VIDEOMAKER


Mi chiamo Giovanni Polesello e sono un videomaker.
Per lavorare ho bisogno degli occhi e delle mani. Poi tutto dev'essere collegato alla mia testa. Occhi e mani sono sempre pronti, la testa spesso vacilla, si confonde, soffre di capogiri e di vertigini.
E' importante fermare la testa! Bisogna dargli degli ordini e fissare dei paletti, dirgli qual è il suo campo d'azione e spiegargli con calma che è importante arrivare ad un risultato finale, qualunque esso sia.
Lavoro con una videocamera Sony 5000, una centralina di montaggio analogica e, di recente, con un computer con una scheda di acquisizione video Ati 128.
Lavoro con le mani, gli occhi e, quando sono fortunato, anche con la testa.
Scrivo brevi tracce di ciò che vorrei. Poche parole. Se le rileggo a distanza nemmeno io so più cosa vogliono dire le parole, non hanno più senso.
Per fare video bisogna battere il ferro finché è caldo. Trattenere dentro di sé un'immagine. Se si lascia passare troppo tempo l'immagine si perde e non si fa più il video.
Ma questo non deve spaventarci. L'immagine ritornerà, se è importante. S'imporrà da sola.
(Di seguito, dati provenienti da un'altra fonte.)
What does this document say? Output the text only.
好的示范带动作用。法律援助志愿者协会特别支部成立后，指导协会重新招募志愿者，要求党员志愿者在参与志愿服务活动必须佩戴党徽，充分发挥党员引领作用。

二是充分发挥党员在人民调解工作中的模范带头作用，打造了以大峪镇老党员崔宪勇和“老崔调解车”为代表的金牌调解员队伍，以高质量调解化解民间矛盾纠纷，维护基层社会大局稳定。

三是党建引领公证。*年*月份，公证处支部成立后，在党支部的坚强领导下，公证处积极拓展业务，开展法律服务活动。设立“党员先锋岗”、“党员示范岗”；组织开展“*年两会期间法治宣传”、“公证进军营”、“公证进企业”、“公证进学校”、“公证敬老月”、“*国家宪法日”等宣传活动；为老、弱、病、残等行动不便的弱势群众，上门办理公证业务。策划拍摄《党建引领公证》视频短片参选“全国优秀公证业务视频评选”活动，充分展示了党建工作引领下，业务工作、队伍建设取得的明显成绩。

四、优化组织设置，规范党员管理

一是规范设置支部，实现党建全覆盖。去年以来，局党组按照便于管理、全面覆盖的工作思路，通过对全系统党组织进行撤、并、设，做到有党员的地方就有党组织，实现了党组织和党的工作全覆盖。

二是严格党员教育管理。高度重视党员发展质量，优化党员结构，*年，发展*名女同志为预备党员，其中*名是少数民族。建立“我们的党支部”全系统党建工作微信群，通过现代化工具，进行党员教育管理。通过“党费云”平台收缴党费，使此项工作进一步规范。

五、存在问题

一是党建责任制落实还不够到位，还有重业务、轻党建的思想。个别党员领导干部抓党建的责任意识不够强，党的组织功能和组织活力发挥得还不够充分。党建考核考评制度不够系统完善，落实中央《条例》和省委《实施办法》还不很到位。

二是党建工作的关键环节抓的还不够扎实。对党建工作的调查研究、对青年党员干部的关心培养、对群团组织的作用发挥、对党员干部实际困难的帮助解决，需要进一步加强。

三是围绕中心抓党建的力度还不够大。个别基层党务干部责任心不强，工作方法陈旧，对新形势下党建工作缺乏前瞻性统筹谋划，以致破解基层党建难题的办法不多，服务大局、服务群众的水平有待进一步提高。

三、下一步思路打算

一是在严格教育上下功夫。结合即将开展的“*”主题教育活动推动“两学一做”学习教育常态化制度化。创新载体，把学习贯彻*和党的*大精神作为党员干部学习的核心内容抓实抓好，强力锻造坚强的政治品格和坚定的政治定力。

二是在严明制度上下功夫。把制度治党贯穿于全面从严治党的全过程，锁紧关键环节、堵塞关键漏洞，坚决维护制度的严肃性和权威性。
Per fare bene il nostro lavoro dobbiamo solo accoglierla, correggerla e, a volte, addomesticarla, quando ci fa troppa paura.
La gente mi chiede sempre perché faccio video. Faccio video perché mi piace. La gente non chiede ad un calciatore perché gioca a pallone. E' strana questa cosa. Forse perché un calciatore guadagna bene, viene ripreso dalle telecamere, applaudito dal pubblico e invitato alla trasmissioni televisive. Per invogliarlo a giocare bene gli regalano un'automobile, una cucina nuova o un cinema privato. Io non guadagno niente, per questo è tanto difficile comprendermi. Non che non mi piacerebbe guadagnare dei soldi. Posso dire con tutta franchezza che mi piacerebbe fare un mucchio di soldi con i miei video. Se ci riuscissi, e prima o poi ci riuscirò, mi comprerò una Porsche. Sia ben inteso che non me ne frega niente della Porsche, la comprerei solo per far crepare d'invidia tutta la gente che ha denigrato il mio lavoro, che è sempre stato coraggioso, onesto e faticoso.
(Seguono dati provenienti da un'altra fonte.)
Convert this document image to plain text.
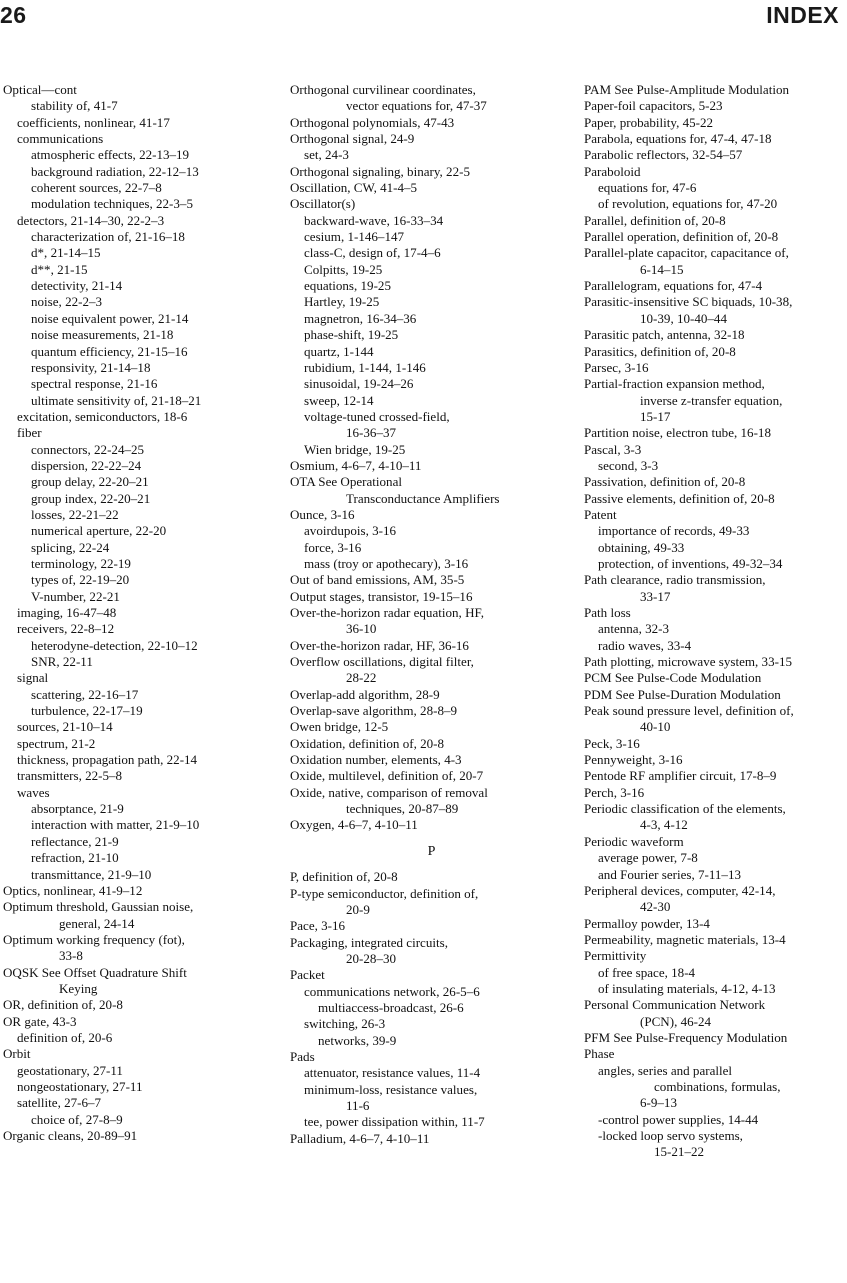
26	INDEX
Optical—cont
stability of, 41-7
coefficients, nonlinear, 41-17
communications
atmospheric effects, 22-13–19
background radiation, 22-12–13
coherent sources, 22-7–8
modulation techniques, 22-3–5
detectors, 21-14–30, 22-2–3
characterization of, 21-16–18
d*, 21-14–15
d**, 21-15
detectivity, 21-14
noise, 22-2–3
noise equivalent power, 21-14
noise measurements, 21-18
quantum efficiency, 21-15–16
responsivity, 21-14–18
spectral response, 21-16
ultimate sensitivity of, 21-18–21
excitation, semiconductors, 18-6
fiber
connectors, 22-24–25
dispersion, 22-22–24
group delay, 22-20–21
group index, 22-20–21
losses, 22-21–22
numerical aperture, 22-20
splicing, 22-24
terminology, 22-19
types of, 22-19–20
V-number, 22-21
imaging, 16-47–48
receivers, 22-8–12
heterodyne-detection, 22-10–12
SNR, 22-11
signal
scattering, 22-16–17
turbulence, 22-17–19
sources, 21-10–14
spectrum, 21-2
thickness, propagation path, 22-14
transmitters, 22-5–8
waves
absorptance, 21-9
interaction with matter, 21-9–10
reflectance, 21-9
refraction, 21-10
transmittance, 21-9–10
Optics, nonlinear, 41-9–12
Optimum threshold, Gaussian noise,
general, 24-14
Optimum working frequency (fot),
33-8
OQSK See Offset Quadrature Shift
Keying
OR, definition of, 20-8
OR gate, 43-3
definition of, 20-6
Orbit
geostationary, 27-11
nongeostationary, 27-11
satellite, 27-6–7
choice of, 27-8–9
Organic cleans, 20-89–91
Orthogonal curvilinear coordinates,
vector equations for, 47-37
Orthogonal polynomials, 47-43
Orthogonal signal, 24-9
set, 24-3
Orthogonal signaling, binary, 22-5
Oscillation, CW, 41-4–5
Oscillator(s)
backward-wave, 16-33–34
cesium, 1-146–147
class-C, design of, 17-4–6
Colpitts, 19-25
equations, 19-25
Hartley, 19-25
magnetron, 16-34–36
phase-shift, 19-25
quartz, 1-144
rubidium, 1-144, 1-146
sinusoidal, 19-24–26
sweep, 12-14
voltage-tuned crossed-field,
16-36–37
Wien bridge, 19-25
Osmium, 4-6–7, 4-10–11
OTA See Operational
Transconductance Amplifiers
Ounce, 3-16
avoirdupois, 3-16
force, 3-16
mass (troy or apothecary), 3-16
Out of band emissions, AM, 35-5
Output stages, transistor, 19-15–16
Over-the-horizon radar equation, HF,
36-10
Over-the-horizon radar, HF, 36-16
Overflow oscillations, digital filter,
28-22
Overlap-add algorithm, 28-9
Overlap-save algorithm, 28-8–9
Owen bridge, 12-5
Oxidation, definition of, 20-8
Oxidation number, elements, 4-3
Oxide, multilevel, definition of, 20-7
Oxide, native, comparison of removal
techniques, 20-87–89
Oxygen, 4-6–7, 4-10–11
P
P, definition of, 20-8
P-type semiconductor, definition of,
20-9
Pace, 3-16
Packaging, integrated circuits,
20-28–30
Packet
communications network, 26-5–6
multiaccess-broadcast, 26-6
switching, 26-3
networks, 39-9
Pads
attenuator, resistance values, 11-4
minimum-loss, resistance values,
11-6
tee, power dissipation within, 11-7
Palladium, 4-6–7, 4-10–11
PAM See Pulse-Amplitude Modulation
Paper-foil capacitors, 5-23
Paper, probability, 45-22
Parabola, equations for, 47-4, 47-18
Parabolic reflectors, 32-54–57
Paraboloid
equations for, 47-6
of revolution, equations for, 47-20
Parallel, definition of, 20-8
Parallel operation, definition of, 20-8
Parallel-plate capacitor, capacitance of,
6-14–15
Parallelogram, equations for, 47-4
Parasitic-insensitive SC biquads, 10-38,
10-39, 10-40–44
Parasitic patch, antenna, 32-18
Parasitics, definition of, 20-8
Parsec, 3-16
Partial-fraction expansion method,
inverse z-transfer equation,
15-17
Partition noise, electron tube, 16-18
Pascal, 3-3
second, 3-3
Passivation, definition of, 20-8
Passive elements, definition of, 20-8
Patent
importance of records, 49-33
obtaining, 49-33
protection, of inventions, 49-32–34
Path clearance, radio transmission,
33-17
Path loss
antenna, 32-3
radio waves, 33-4
Path plotting, microwave system, 33-15
PCM See Pulse-Code Modulation
PDM See Pulse-Duration Modulation
Peak sound pressure level, definition of,
40-10
Peck, 3-16
Pennyweight, 3-16
Pentode RF amplifier circuit, 17-8–9
Perch, 3-16
Periodic classification of the elements,
4-3, 4-12
Periodic waveform
average power, 7-8
and Fourier series, 7-11–13
Peripheral devices, computer, 42-14,
42-30
Permalloy powder, 13-4
Permeability, magnetic materials, 13-4
Permittivity
of free space, 18-4
of insulating materials, 4-12, 4-13
Personal Communication Network
(PCN), 46-24
PFM See Pulse-Frequency Modulation
Phase
angles, series and parallel
combinations, formulas,
6-9–13
-control power supplies, 14-44
-locked loop servo systems,
15-21–22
La gente che disprezza i videomaker ci fa un grande torto. Pensa che l'arte sia accessibile solo a pochi, e che davanti al suo sacro fuoco bisogna togliersi il cappello. Questi poveri cretini non sanno che l'arte nasce nelle strade, nelle case, nelle cantine o in birreria. L'arte appartiene a tutti. E' una cosa che fa apparire il mondo un po' meno merdoso di quello che è, ma grazie a questi debosciati anche l'arte è diventata una cosa terribile, un business fraudolento, un altro strato posato sul velo di Maya.
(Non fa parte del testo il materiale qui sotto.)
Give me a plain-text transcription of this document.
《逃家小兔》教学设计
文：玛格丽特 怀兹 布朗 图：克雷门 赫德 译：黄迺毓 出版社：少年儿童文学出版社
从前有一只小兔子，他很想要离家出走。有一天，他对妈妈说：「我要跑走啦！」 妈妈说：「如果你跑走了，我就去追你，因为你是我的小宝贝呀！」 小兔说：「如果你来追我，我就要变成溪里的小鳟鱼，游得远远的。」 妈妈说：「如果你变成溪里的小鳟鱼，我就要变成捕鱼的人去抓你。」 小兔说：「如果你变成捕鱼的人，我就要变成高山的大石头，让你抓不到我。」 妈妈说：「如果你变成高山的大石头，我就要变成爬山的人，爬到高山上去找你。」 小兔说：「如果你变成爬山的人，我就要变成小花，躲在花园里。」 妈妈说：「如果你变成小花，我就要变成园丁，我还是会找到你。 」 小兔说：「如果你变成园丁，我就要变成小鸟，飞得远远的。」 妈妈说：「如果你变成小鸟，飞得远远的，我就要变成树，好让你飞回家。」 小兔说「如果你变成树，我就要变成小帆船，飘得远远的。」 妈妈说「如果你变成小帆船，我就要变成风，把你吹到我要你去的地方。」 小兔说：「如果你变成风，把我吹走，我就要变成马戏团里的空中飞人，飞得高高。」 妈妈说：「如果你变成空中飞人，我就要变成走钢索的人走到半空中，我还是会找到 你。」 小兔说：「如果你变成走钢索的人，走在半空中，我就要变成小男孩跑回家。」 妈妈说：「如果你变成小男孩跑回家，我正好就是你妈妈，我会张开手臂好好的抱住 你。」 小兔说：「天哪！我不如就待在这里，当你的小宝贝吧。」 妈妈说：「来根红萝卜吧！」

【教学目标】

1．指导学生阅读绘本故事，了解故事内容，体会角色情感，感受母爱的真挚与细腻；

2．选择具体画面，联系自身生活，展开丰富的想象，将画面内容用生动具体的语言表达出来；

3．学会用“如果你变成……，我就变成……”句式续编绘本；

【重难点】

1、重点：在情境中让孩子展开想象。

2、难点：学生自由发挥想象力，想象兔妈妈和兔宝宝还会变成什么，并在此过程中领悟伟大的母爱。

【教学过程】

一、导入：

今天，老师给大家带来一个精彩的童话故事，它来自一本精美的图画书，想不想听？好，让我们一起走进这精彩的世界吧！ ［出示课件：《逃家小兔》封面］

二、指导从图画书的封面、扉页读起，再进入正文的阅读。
Io, come videomaker, voglio riprendermi ciò che mi appartiene: il diritto di esprimermi. Ho fatto un percorso lungo per arrivare a queste conclusioni, per capire che ciò che faccio è molto importante. E' importante parlare della solitudine, del dolore o dell'amicizia. E' importante parlare del sesso, dell'amore o dell'odio. E' importante vomitare pubblicamente e rappresentare il proprio disgusto, così com'è importante divertirsi e fare i cretini.
Io amo la vita e la voglio raccontare. Chi critica la scarsità di mezzi e il dilettantismo sostenendo che sono limiti invalicabili non fa che rafforzare la potenza di questi limiti. Chi sa guardare oltre potrebbe vedere la gente che si riappropria di se stessa e che crea, indipendentemente dalle contigenze.
Noi non scherziamo, siamo dei ricercatori. Ci prendiamo a tal punto sul serio, nella nostra missione, da sognarci già al volante di una Porsche. E se non accadrà mai lo faremo accadere in qualche nostro film.
Questo è un sogno ad occhi aperti, è evidente.
Ma l'arte è proprio un sogno. Ad occhi aperti.